By Elshammah
For over two decades, the diagnosis has remained painfully consistent: Nigeria’s electricity sector is unwell. And for just as long, the prescriptions have arrived with international stamps of approval—chief among them, the World Bank.
Since 2001, the Bank has committed more than $3.6 billion to Nigeria’s power sector. This sum has flowed through loans, credit guarantees, and sprawling infrastructure projects, each one designed to pull the country out of its long-running energy crisis. On paper, the goal was simple: deliver reliable electricity to homes, hospitals, and businesses. In practice, the story has been far less triumphant.
Today, despite that massive financial injection, Nigeria’s available power supply still hovers unpredictably between 3,000 and 4,500 megawatts. To put that number in perspective, it is roughly what a single medium-sized European nation consumes on a quiet weekday afternoon. Meanwhile, Nigeria, Africa’s largest economy and most populous nation—has an actual electricity demand estimated well above 25,000 megawatts.
That gap is not a footnote. It is the headline.
What makes the situation even more striking is the daily lived reality behind the numbers. For most Nigerian households, electricity is not a given but a gamble. The grid collapses with startling regularity. Blackouts are not emergency events; they are a permanent rhythm of life. When power does arrive, it often leaves just as quickly sometimes staying away for days. Businesses run on diesel and generators. Students study under the flicker of rechargeable lanterns. Hospitals store vaccines in temperamental cold chains. The cost of unreliability, in other words, is measured not only in megawatts but in missed opportunities and lost lives.

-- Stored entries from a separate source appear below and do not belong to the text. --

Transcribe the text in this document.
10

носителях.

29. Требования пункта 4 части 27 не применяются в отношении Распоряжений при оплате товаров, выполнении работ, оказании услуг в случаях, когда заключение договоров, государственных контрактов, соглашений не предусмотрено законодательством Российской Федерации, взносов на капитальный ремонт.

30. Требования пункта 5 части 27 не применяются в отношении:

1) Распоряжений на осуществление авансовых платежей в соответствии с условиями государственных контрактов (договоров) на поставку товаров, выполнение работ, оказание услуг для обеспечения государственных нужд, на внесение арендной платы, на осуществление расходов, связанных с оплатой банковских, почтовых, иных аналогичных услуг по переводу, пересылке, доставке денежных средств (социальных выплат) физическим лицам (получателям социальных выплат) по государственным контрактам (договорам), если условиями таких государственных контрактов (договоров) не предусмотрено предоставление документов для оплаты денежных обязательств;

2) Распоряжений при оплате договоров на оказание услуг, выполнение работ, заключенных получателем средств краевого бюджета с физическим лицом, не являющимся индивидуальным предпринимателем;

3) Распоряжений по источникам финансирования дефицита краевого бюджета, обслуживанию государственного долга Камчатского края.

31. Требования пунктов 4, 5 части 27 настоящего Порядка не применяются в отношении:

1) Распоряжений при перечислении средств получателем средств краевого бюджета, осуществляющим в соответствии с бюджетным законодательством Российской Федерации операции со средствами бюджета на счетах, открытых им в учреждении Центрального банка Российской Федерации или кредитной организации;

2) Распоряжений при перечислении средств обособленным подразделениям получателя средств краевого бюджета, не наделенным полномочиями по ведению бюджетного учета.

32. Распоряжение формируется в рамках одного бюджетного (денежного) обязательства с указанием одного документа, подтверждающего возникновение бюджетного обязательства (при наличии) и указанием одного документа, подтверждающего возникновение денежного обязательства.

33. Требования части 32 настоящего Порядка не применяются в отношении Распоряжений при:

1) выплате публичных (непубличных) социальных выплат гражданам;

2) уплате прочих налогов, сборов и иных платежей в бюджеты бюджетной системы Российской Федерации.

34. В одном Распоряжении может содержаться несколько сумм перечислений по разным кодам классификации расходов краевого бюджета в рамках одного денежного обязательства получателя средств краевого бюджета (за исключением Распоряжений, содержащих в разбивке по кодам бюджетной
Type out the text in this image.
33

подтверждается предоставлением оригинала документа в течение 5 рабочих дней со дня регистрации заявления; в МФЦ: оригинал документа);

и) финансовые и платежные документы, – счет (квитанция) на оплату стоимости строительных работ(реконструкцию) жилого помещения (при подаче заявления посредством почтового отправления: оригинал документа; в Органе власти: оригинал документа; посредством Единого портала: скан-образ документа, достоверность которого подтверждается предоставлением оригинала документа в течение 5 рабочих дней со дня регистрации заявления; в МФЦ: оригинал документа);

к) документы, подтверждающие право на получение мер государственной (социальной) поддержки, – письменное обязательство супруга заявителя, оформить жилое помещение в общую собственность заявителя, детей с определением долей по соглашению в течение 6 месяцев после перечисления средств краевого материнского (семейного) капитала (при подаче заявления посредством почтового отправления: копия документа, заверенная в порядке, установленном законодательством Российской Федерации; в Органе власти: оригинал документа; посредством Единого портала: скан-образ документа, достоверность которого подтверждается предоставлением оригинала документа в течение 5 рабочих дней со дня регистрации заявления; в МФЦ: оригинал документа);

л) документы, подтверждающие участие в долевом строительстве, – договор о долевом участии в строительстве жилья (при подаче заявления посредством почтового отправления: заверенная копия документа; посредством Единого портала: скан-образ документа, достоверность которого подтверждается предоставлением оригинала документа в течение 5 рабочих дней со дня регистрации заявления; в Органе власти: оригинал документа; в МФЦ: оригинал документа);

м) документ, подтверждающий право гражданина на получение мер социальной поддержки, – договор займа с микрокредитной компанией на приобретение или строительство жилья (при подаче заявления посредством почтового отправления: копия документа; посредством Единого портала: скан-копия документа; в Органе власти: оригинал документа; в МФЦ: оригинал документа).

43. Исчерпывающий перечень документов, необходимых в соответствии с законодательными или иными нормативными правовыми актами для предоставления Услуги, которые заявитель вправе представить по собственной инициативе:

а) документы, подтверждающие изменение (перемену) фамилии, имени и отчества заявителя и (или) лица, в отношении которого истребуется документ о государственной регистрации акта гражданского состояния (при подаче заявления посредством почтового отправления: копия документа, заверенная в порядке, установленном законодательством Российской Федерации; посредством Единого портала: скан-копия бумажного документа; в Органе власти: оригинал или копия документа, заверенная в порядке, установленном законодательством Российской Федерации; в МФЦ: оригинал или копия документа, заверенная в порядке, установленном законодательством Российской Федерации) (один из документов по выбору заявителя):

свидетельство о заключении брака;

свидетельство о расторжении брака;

The World Bank’s support over the years has not been without merit. Some of its interventions—particularly in transmission rehabilitation, off-grid solar expansion, and policy advisory—have helped prevent a complete collapse. A few communities now enjoy more stable supply thanks to targeted distribution projects. But these successes, however real, remain scattered and fragile. They have not scaled. They have not transformed the system.
Why? The answer is uncomfortable but necessary. Nigeria’s power problems have never been purely technical. They are deeply structural—woven into the fabric of governance, pricing, and accountability. Tariffs rarely reflect true costs. State utilities remain weighed down by debt and inefficiency. Political will has flickered like an unstable bulb. And while billions of dollars in international support have flowed in, local ownership of the crisis has too often flowed out.
It would be easy to blame the World Bank alone. That would be incomplete. What the $3.6 billion has done is expose a harder truth: no amount of external financing can replace internal discipline. Loans can build power plants, but they cannot force a utility to bill honestly. Guarantees can attract private capital, but they cannot compel a government to stop subsidising waste.
Nigeria does not need more money thrown at the same broken circuits. It needs a radical rethinking of how power is governed—from the neighbourhood meter to the national grid control room. Until then, the numbers will remain what they have been for twenty-five years: billions spent, megawatts missing, and millions left in the dark.
The tragedy is not that the World Bank tried and failed. The tragedy is that Nigeria has learned to live with failure, long after the lights should have come on.